When the shunt FET activates, it will throw the voltage measurement off because it's in the same string. The voltage monitoring needs to be separate from the shunt.

You need to keep the FET gate at the right voltage relative to the source. You need either a optocoupler or a floating FET gate driver.
:arrow: Part One: Yes, the resistance values need to be fiddled with. No big deal.

:arrow: Part Two: No, that's not a problem because you do voltage measurement on separate cycles from balancing. Maybe every one hundred cycles you stop and take a voltage measurement... maybe even let the cells rest for a few dozen cycles to let the voltage settle down. That's easy with software.

:arrow: Part Three: This might be a problem. So you think that the gate voltage needs to be relative to the source voltage. Hmmmmmm.... so if the source at that point in the series of cells happens to be 32 volts you need something like a gate voltage of 36 volts to trigger the FET. That might be a problem. You think the old "common mode voltage" problem will resurface here? (just like with op amps)
 
the whole point of the low gate voltage fets was to be able to use an opto-coupler to use the individual cell's voltage to turn it on. you're also going to need to be able to measure the voltage of each cell while the fet is on and when it is off. then you can take about 256 samples and average them to get the average voltage of the cell depending on the duty cycle the fet is driven at, then you adjust the duty cycle to get the voltage where you need it, this seems pretty hard to get right, and you need to be able to drive all of the fets at the same time, so you are going to have to use a slow pwm frequency. it seems like this approach to balancing is going to be more expensive than the analog version, and much harder to get right. you could still get the same effect though, without any pwm, when the cell gets to 3.65V make the charger go into 100mA charge mode, that is the current the cell is considered to be done at when its at 3.65V, after you switch from high current down to 100mA the voltage of the cell will drop below 3.65V, and when it gets back up to 3.65V you turn on the shunt and that cell is done. this would probably take a lot longer to top off at the end though.

it will probably just be cheaper and better to use the analog shunts on each cell and use the MCU for other things, and to communicate with the charger. it can monitor the cells and set to charger into low current mode when it sees a cell get to 3.6V, and also do the LVC, it could also measure the current coming out of the pack for a battery level meter with an LCD display or something, show the voltage of th lowest and highest cell during discharge etc. plenty of stuff for the MCU to be able to do that would take a lot more money to do with just analog components.
 
FET Behavior

To say that a FET cannot work within the series string of cells appears to be in error.

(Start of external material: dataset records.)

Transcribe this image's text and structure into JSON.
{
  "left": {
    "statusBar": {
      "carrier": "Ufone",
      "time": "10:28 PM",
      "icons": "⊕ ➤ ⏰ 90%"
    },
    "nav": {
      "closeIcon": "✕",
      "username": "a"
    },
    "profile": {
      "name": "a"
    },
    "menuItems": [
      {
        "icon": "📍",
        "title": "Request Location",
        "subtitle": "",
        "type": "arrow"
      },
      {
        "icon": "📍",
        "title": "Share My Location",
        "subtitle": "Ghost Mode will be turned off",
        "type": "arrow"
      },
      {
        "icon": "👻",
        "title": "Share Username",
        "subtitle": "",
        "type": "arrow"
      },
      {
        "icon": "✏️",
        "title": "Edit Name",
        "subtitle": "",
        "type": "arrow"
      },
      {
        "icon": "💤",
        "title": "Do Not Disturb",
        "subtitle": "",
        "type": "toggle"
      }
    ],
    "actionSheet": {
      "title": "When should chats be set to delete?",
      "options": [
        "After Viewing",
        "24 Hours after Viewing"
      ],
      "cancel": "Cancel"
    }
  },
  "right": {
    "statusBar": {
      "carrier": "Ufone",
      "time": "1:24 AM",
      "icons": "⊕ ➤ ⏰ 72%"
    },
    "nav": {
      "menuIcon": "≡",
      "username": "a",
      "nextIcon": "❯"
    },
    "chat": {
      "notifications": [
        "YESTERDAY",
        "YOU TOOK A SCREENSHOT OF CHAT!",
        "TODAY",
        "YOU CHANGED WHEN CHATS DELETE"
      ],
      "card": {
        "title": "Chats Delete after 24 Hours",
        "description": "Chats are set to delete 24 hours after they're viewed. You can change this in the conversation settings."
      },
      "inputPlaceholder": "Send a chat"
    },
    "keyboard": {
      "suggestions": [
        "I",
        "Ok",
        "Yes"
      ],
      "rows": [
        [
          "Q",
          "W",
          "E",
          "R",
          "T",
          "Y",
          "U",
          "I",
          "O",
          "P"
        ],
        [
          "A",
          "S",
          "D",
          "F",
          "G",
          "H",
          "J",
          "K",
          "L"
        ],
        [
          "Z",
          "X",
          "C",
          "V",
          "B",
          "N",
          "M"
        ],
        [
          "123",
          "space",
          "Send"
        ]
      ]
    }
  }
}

I ran a simulation of a FET and oscillated the source voltage from 0-72 volts and then took a look at the output. If the FET were to be unable to open as a result of a high source voltage we would see some difference between the created voltage and the output voltage, but I'm not seeing that happen. With a simple 3 volt gate voltage this particular FET (which was good at low voltage as I recall) had no problems letting all the 72 volts pass through without needing a gate voltage higher than 3 volts. (heat is a separate issue and that is dealt with by selecting the right resistor values)

:arrow: Comments?

Is the simple "Voltage Divider with FET" really the perfect circuit after all?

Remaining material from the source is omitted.